Deep Data Prototype_3


As a part of our Digitalis project, running throughout 2017 at Milton Keynes Central Library, in partnership with Milton Keynes Council, Artist in Residence Andy Gracie will be exhibiting and creating new work.

This month, we asked Andy to write us a guest blog about his first visit.

Visit one:
Installation of Deep Data Prototype 3
Meetings with Planetary Science researchers at the Open University

This was the first visit of the Digitalis residency, the desired result of the whole thing being the ongoing exhibition of my piece Deep Data Prototype_3, and the development of a new piece from working with the School of Planetary Sciences at the Open University for exhibition in September.

I was slightly concerned about not having seen the work in just over a year, it having been living in Norway since its exhibition there last year. I had no idea what kind of condition the electronics and motors were in, and the code wasn’t exactly fresh in my mind. Still, the unboxing and remounting went easily and quickly, and the piece, at least mechanically, worked like a dream. Two good lessons were learnt though:

  1. Never save a piece of code you will use a year later with the name ‘Final’ when it is not the final.
  2. Nematodes are best carried in hand luggage to avoid possibly fatal temperature shock.

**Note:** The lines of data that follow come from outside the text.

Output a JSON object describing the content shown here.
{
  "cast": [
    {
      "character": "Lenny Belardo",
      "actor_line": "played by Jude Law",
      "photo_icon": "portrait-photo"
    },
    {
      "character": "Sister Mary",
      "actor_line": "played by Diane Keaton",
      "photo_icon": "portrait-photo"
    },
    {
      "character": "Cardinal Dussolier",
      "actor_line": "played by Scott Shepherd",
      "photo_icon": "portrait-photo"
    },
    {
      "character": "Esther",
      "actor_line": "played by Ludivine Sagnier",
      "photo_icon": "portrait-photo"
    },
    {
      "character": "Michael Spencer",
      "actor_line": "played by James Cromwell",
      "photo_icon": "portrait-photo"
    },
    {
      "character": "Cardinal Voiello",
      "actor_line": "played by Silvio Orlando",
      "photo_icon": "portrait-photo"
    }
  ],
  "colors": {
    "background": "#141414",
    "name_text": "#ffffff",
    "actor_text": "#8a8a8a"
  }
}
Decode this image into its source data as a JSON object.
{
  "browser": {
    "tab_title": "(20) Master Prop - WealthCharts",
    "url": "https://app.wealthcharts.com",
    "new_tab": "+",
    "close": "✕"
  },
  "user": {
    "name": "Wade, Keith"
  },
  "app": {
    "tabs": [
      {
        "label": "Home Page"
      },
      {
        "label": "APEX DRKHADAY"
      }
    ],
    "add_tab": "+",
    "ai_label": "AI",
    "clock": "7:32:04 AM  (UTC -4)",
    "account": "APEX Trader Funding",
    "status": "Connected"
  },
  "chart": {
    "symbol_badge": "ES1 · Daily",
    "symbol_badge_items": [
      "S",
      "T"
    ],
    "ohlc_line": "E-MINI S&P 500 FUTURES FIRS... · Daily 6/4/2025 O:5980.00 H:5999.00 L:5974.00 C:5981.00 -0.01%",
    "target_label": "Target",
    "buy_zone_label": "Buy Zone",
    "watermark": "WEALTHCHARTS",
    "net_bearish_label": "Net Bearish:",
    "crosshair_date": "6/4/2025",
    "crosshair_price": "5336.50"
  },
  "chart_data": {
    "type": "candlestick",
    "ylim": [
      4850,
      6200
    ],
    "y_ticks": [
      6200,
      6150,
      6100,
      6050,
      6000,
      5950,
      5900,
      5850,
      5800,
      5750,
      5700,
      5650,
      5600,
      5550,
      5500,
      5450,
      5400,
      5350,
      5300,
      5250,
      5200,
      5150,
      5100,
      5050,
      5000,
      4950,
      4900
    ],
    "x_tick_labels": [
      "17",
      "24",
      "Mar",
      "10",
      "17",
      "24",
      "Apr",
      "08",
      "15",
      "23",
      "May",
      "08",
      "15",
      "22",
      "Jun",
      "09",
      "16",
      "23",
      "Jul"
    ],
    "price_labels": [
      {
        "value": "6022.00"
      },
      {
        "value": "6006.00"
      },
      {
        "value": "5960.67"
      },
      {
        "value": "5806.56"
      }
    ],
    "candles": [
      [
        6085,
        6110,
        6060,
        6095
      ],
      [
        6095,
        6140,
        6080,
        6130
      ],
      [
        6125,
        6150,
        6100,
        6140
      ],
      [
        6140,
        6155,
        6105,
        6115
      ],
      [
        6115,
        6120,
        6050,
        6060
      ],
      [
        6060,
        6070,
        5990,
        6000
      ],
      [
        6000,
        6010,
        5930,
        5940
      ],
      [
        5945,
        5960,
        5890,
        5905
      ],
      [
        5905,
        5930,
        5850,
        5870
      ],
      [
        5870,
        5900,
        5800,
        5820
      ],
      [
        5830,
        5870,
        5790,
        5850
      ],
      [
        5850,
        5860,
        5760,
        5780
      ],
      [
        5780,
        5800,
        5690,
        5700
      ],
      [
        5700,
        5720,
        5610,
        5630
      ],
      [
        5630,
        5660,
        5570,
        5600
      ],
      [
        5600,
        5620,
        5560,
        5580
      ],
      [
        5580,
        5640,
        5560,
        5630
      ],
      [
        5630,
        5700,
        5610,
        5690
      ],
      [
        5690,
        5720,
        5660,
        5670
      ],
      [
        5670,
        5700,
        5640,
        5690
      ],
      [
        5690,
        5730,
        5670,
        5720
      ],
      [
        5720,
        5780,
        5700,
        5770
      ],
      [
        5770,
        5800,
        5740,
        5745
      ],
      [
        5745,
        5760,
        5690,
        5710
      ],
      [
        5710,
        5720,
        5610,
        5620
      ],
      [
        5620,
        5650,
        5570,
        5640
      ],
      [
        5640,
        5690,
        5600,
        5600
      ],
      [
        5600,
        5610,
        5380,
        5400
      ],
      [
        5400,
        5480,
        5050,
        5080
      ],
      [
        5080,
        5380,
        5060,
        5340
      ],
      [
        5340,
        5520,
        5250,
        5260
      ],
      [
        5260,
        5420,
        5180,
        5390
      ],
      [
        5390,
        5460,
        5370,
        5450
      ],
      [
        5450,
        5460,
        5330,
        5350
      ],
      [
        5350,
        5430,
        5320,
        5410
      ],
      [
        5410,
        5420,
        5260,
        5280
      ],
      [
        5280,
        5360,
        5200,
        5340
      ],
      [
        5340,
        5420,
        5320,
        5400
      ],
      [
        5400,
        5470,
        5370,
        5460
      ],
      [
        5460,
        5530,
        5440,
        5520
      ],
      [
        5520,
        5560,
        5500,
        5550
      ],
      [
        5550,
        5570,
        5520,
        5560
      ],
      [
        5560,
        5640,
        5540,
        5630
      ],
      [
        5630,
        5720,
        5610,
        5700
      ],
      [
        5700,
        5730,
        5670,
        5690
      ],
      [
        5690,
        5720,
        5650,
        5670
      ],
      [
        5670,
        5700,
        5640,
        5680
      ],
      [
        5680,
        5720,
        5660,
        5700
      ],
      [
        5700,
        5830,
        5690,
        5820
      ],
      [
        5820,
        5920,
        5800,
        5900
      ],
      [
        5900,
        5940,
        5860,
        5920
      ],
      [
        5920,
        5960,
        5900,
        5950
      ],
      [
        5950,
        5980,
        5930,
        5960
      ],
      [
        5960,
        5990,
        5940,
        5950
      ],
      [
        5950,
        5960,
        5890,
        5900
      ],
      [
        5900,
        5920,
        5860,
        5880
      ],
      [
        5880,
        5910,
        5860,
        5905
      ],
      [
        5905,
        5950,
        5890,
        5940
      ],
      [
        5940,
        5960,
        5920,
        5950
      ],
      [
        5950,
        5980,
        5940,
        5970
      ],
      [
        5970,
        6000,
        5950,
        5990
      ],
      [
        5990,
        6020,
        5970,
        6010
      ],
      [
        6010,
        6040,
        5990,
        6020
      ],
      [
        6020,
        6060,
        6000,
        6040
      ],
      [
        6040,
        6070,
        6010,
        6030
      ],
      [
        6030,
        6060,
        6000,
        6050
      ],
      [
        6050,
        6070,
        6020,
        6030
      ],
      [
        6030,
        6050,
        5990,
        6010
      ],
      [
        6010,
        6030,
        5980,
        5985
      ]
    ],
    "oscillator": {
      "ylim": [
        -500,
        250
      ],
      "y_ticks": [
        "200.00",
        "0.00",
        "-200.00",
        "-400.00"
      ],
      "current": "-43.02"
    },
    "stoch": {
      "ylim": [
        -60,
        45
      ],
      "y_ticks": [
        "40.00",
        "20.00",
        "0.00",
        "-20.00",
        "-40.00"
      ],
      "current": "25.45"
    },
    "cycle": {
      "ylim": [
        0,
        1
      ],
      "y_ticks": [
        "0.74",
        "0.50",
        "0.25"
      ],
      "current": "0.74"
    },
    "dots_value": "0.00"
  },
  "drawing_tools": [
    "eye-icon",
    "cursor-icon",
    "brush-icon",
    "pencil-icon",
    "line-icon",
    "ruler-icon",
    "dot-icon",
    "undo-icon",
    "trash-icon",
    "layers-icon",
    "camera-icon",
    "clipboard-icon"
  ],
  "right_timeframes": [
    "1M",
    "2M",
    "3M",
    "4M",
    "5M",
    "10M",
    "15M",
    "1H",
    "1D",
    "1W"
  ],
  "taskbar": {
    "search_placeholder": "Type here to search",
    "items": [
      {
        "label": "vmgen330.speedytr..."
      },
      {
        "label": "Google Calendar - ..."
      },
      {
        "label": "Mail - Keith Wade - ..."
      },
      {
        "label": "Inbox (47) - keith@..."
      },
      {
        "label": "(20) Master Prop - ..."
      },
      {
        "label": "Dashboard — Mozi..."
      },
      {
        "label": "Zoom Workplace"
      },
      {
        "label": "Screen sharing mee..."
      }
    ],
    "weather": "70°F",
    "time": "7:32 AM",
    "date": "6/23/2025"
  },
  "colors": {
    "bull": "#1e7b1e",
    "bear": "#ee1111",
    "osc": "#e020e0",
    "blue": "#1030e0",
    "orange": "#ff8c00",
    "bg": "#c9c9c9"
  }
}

Fortunately, Rachel McMullan of the Rachel McMullan lab at the Open University saved my life with a generous offer of new nematodes at short notice. They are happily spinning in the gravity of the Trappist exoplanets right now.

Deep Data Prototype_3 is now installed and functioning in the entrance to Milton Keynes Central Library and will remain there until September. Currently it is reproducing the gravity of three of the recently discovered Trappist planets. Any new ‘Earth-like’ discoveries will supplant them if and when they happen.

The development of the new project began with a series of meetings and tours of the School of Planetary Sciences, home of the unfortunate Beagle mission to Mars and provider of instruments to the much more successful Rosetta/Philae, Cassini/Huygens and ExoMars missions, amongst others. Thanks to the generosity of Simon Green and his comprehensive overview of facility activities and space mission logistics, Queenie Chan and her fascinating space dust, and Manish Patel with his dirty Mars simulations and hyper-velocity impacts I have plenty to think about. The next task, and asap, is to pull this together into a coherent project that I can develop with them over the next four or five months.

Andy Gracie’s first installation, Deep Data Prototype_3 is currently on display in the Milton Keynes Central Library foyer.